Effects of fasting and pegvisomant on the GH‐releasing hormone and GH-releasing peptide-6 stimulated growth hormone secretion

OBJECTIVE: Pegvisomant is a mutated GH molecule which prevents functional dimerization and subsequent activation of the growth hormone receptor. Pegvisomant and fasting both lead to GH resistance.
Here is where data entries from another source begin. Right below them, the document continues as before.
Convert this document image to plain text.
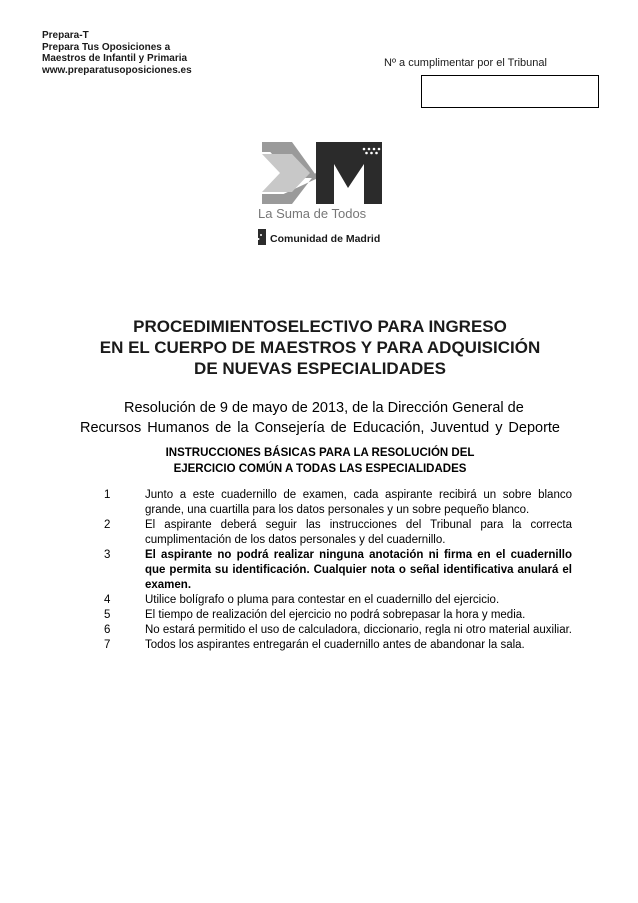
Prepara-T
Prepara Tus Oposiciones a
Maestros de Infantil y Primaria
www.preparatusoposiciones.es
Nº a cumplimentar por el Tribunal
La Suma de Todos
Comunidad de Madrid
PROCEDIMIENTOSELECTIVO PARA INGRESO
EN EL CUERPO DE MAESTROS Y PARA ADQUISICIÓN
DE NUEVAS ESPECIALIDADES
Resolución de 9 de mayo de 2013, de la Dirección General de
Recursos Humanos de la Consejería de Educación, Juventud y Deporte
INSTRUCCIONES BÁSICAS PARA LA RESOLUCIÓN DEL
EJERCICIO COMÚN A TODAS LAS ESPECIALIDADES
1	Junto a este cuadernillo de examen, cada aspirante recibirá un sobre blanco grande, una cuartilla para los datos personales y un sobre pequeño blanco.
2	El aspirante deberá seguir las instrucciones del Tribunal para la correcta cumplimentación de los datos personales y del cuadernillo.
3	El aspirante no podrá realizar ninguna anotación ni firma en el cuadernillo que permita su identificación. Cualquier nota o señal identificativa anulará el examen.
4	Utilice bolígrafo o pluma para contestar en el cuadernillo del ejercicio.
5	El tiempo de realización del ejercicio no podrá sobrepasar la hora y media.
6	No estará permitido el uso de calculadora, diccionario, regla ni otro material auxiliar.
7	Todos los aspirantes entregarán el cuadernillo antes de abandonar la sala.
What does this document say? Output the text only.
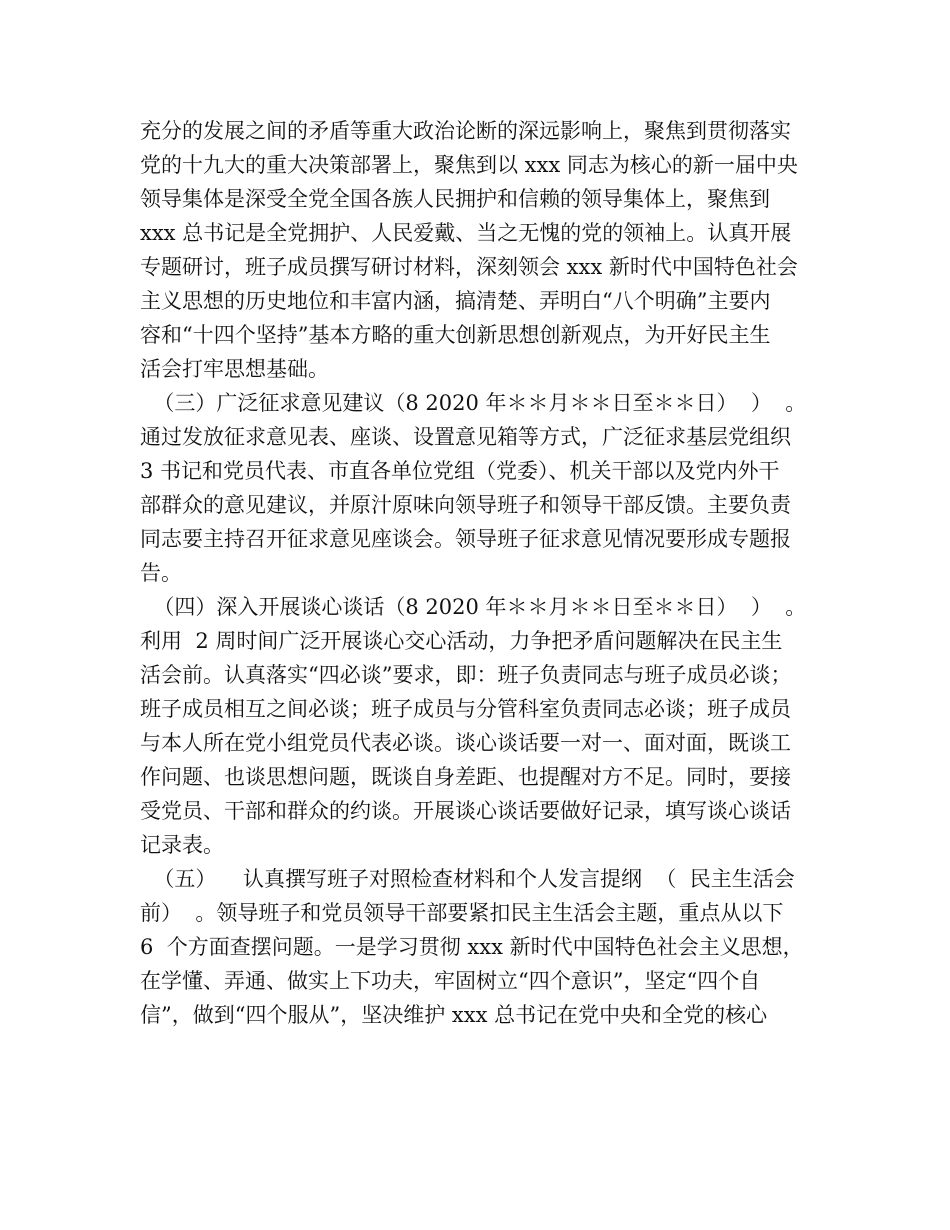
充分的发展之间的矛盾等重大政治论断的深远影响上，聚焦到贯彻落实
党的十九大的重大决策部署上，聚焦到以 xxx 同志为核心的新一届中央
领导集体是深受全党全国各族人民拥护和信赖的领导集体上，聚焦到
xxx 总书记是全党拥护、人民爱戴、当之无愧的党的领袖上。认真开展
专题研讨，班子成员撰写研讨材料，深刻领会 xxx 新时代中国特色社会
主义思想的历史地位和丰富内涵，搞清楚、弄明白“八个明确”主要内
容和“十四个坚持”基本方略的重大创新思想创新观点，为开好民主生
活会打牢思想基础。
（三）广泛征求意见建议（8 2020 年＊＊月＊＊日至＊＊日）  ）  。
通过发放征求意见表、座谈、设置意见箱等方式，广泛征求基层党组织
3 书记和党员代表、市直各单位党组（党委）、机关干部以及党内外干
部群众的意见建议，并原汁原味向领导班子和领导干部反馈。主要负责
同志要主持召开征求意见座谈会。领导班子征求意见情况要形成专题报
告。
（四）深入开展谈心谈话（8 2020 年＊＊月＊＊日至＊＊日）  ）  。
利用  2 周时间广泛开展谈心交心活动，力争把矛盾问题解决在民主生
活会前。认真落实“四必谈”要求，即：班子负责同志与班子成员必谈；
班子成员相互之间必谈；班子成员与分管科室负责同志必谈；班子成员
与本人所在党小组党员代表必谈。谈心谈话要一对一、面对面，既谈工
作问题、也谈思想问题，既谈自身差距、也提醒对方不足。同时，要接
受党员、干部和群众的约谈。开展谈心谈话要做好记录，填写谈心谈话
记录表。
（五）    认真撰写班子对照检查材料和个人发言提纲  （  民主生活会
前）  。领导班子和党员领导干部要紧扣民主生活会主题，重点从以下
6  个方面查摆问题。一是学习贯彻 xxx 新时代中国特色社会主义思想，
在学懂、弄通、做实上下功夫，牢固树立“四个意识”，坚定“四个自
信”，做到“四个服从”，坚决维护 xxx 总书记在党中央和全党的核心
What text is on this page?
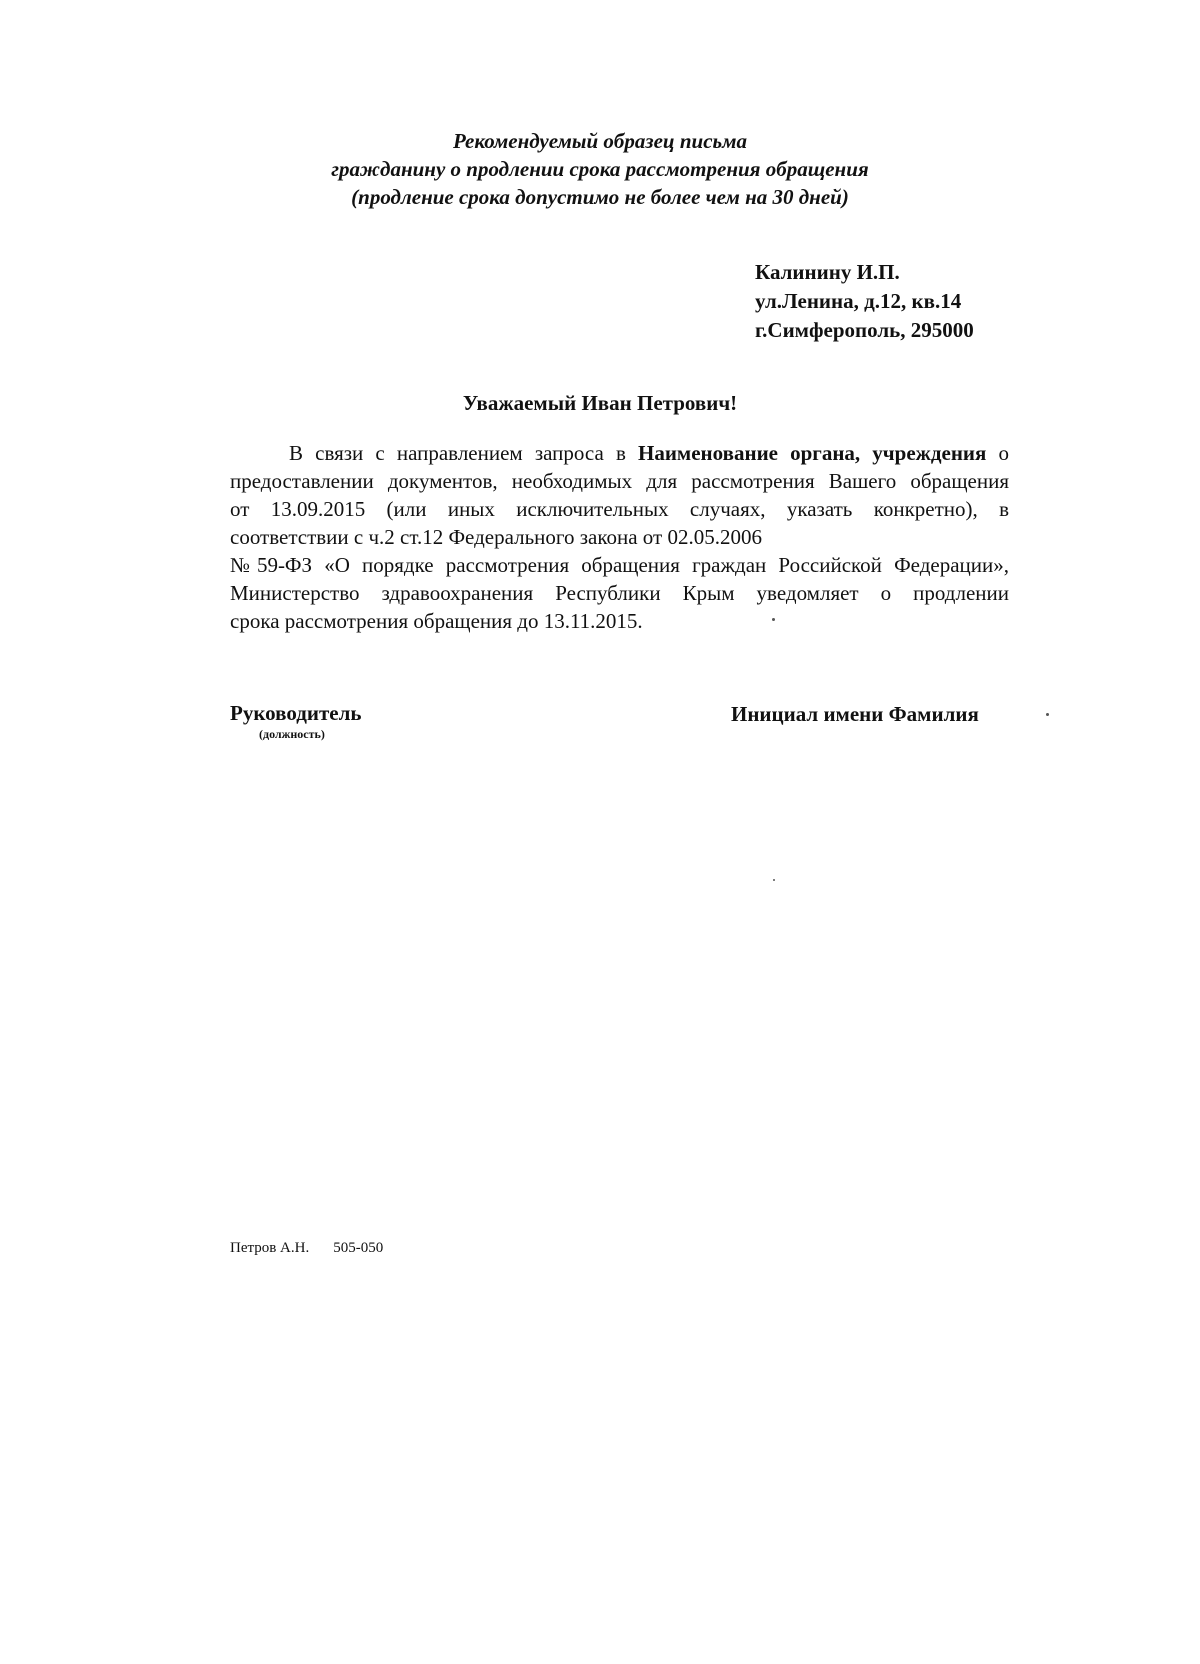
Рекомендуемый образец письма
гражданину о продлении срока рассмотрения обращения
(продление срока допустимо не более чем на 30 дней)
Калинину И.П.
ул.Ленина, д.12, кв.14
г.Симферополь, 295000
Уважаемый Иван Петрович!
В связи с направлением запроса в Наименование органа, учреждения о
предоставлении документов, необходимых для рассмотрения Вашего обращения
от 13.09.2015 (или иных исключительных случаях, указать конкретно), в
соответствии с ч.2 ст.12 Федерального закона от 02.05.2006
№59-ФЗ «О порядке рассмотрения обращения граждан Российской Федерации»,
Министерство здравоохранения Республики Крым уведомляет о продлении
срока рассмотрения обращения до 13.11.2015.
Руководитель
(должность)
Инициал имени Фамилия
Петров А.Н. 505-050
DESIGN AND PATIENTS: We performed a double-blind placebo-controlled cross-over study comparing the effects of pegvisomant and fasting on the GH-releasing hormone (GHRH)- and GH-releasing peptide-6 (GHRP-6)-stimulated GH-release before and after 3 days of fasting in 10 healthy lean male subjects. We also performed a single-arm open label study under nonfasting conditions in five of these subjects. On day 1, in random order, at 0800 h, a GHRP-6 or GHRH test was performed. At 1600 h, a GHRH (if the first test was a GHRP-6 test) or GHRP-6-test (if the first test was a GHRH test) was done. After the second test either pegvisomant (80 mg as a single subcutaneous injection) or placebo was administered. On day 4, GHRP-6 and GHRH tests were performed in the same order as on day 1. During the cross-over study, subjects fasted from 2400 h on day 1 until the end of the study. MEASUREMENTS: During the GH stimulation tests, blood samples were drawn every 15 min from 15 to 120 min. GH was determined in all samples. Total insulin-like growth factor (IGF)-I and free IGF-I were determined from the samples at 0 min only. RESULTS: Three days of fasting alone and pegvisomant alone as well as in combination increased GH concentrations, whereas a decrease in serum-free, but not total, IGF-I concentrations was observed. On day 4, fasting and pegvisomant, either alone or in combination, significantly increased GH concentrations after GHRH compared to baseline. Pegvisomant alone did not increase GH concentrations after GHRP-6 administration. Fasting alone increased GH levels after GHRP-6 administration. The combination of fasting and pegvisomant had a synergistic effect on GH release after GHRP-6. CONCLUSION: These human in vivo data suggest that: (1) circulating free IGF-I, and not total IGF-I, is the major component in the negative feedback on GH secretion; (2) increased pituitary GHRH receptor expression plays a role in the mechanism whereby fasting leads to increased GH concentrations; (3) in vivo, GHRP-6 sensitivity seems to be regulated primarily by metabolic factors and not by changes in GH-IGF-I axis.